A) Missed atretic segment B) Anastomotic stricture C) Small bowel bacterial overgrowth D) Short bowel syndrome E) Adhesive small bowel obstruction
Key: C) Small bowel bacterial overgrowth 4
Question 9
A 1-month-old infant who underwent repair of multiple jejunal atresias presents with poor weight gain despite adequate caloric intake. Laboratory studies show low albumin and fat-soluble vitamin deficiencies. What is the most likely cause of these findings?

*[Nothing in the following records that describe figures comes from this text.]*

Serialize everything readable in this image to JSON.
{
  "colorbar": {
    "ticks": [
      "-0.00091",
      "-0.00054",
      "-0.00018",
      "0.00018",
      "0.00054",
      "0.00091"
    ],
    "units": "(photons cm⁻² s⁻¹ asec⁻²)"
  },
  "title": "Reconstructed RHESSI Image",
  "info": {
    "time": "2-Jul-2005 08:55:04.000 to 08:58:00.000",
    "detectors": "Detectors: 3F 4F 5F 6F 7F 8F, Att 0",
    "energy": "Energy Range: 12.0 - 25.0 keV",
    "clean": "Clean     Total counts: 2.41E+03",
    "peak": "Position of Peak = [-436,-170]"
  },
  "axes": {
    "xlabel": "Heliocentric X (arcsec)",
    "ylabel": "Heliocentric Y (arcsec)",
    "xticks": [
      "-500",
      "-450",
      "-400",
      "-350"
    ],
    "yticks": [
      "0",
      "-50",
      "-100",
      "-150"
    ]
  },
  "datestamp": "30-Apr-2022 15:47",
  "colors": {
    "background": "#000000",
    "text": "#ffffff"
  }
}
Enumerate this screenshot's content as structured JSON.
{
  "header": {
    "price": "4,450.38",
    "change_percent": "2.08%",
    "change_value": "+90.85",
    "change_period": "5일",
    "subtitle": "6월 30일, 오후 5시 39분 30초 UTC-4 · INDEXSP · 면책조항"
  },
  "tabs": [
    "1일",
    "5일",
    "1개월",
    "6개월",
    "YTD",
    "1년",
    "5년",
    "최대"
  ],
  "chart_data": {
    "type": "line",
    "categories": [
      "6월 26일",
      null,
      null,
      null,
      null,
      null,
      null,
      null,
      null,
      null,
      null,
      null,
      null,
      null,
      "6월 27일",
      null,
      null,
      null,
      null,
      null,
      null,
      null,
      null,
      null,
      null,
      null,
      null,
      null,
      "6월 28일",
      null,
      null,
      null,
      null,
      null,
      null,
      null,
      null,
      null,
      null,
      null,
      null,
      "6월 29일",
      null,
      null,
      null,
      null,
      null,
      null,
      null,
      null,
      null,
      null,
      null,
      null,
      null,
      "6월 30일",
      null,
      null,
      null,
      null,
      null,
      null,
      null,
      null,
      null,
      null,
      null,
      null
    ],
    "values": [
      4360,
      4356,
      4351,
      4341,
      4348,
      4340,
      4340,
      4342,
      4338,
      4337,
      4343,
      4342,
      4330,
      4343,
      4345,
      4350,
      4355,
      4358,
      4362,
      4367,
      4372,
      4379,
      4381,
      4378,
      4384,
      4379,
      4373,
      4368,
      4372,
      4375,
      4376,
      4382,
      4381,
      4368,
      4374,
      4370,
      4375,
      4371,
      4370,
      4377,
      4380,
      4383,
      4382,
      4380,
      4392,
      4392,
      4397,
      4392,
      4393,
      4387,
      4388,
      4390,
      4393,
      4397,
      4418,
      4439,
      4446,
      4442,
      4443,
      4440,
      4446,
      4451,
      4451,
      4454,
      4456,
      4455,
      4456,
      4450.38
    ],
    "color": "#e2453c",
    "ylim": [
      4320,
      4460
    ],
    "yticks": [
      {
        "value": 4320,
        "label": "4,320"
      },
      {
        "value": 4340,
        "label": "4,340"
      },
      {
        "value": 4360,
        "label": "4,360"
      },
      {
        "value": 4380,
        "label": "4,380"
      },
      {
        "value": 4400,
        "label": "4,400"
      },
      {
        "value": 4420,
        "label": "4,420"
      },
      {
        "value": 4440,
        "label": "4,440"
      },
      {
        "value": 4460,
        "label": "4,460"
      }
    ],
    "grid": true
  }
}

A) Anastomotic stricture B) Intestinal dysmotility C) Malabsorption due to reduced mucosal surface area D) Pancreatic insufficiency E) Biliary atresia
Key: C) Malabsorption due to reduced mucosal surface area 4, 3
Question 10
A 6-month-old infant with a history of surgically repaired ileal atresia presents with intermittent abdominal pain, distension, and vomiting that resolves spontaneously. The most appropriate next step in management is:
A) Immediate surgical exploration B) Upper GI contrast study C) Trial of low-fiber diet D) CT scan of abdomen with contrast E) Colonoscopy
Key: B) Upper GI contrast study 4
[Note: These questions cover various aspects of small bowel atresia including etiology, surgical management, complications, and long-term follow-up, appropriate for postgraduate trainees.]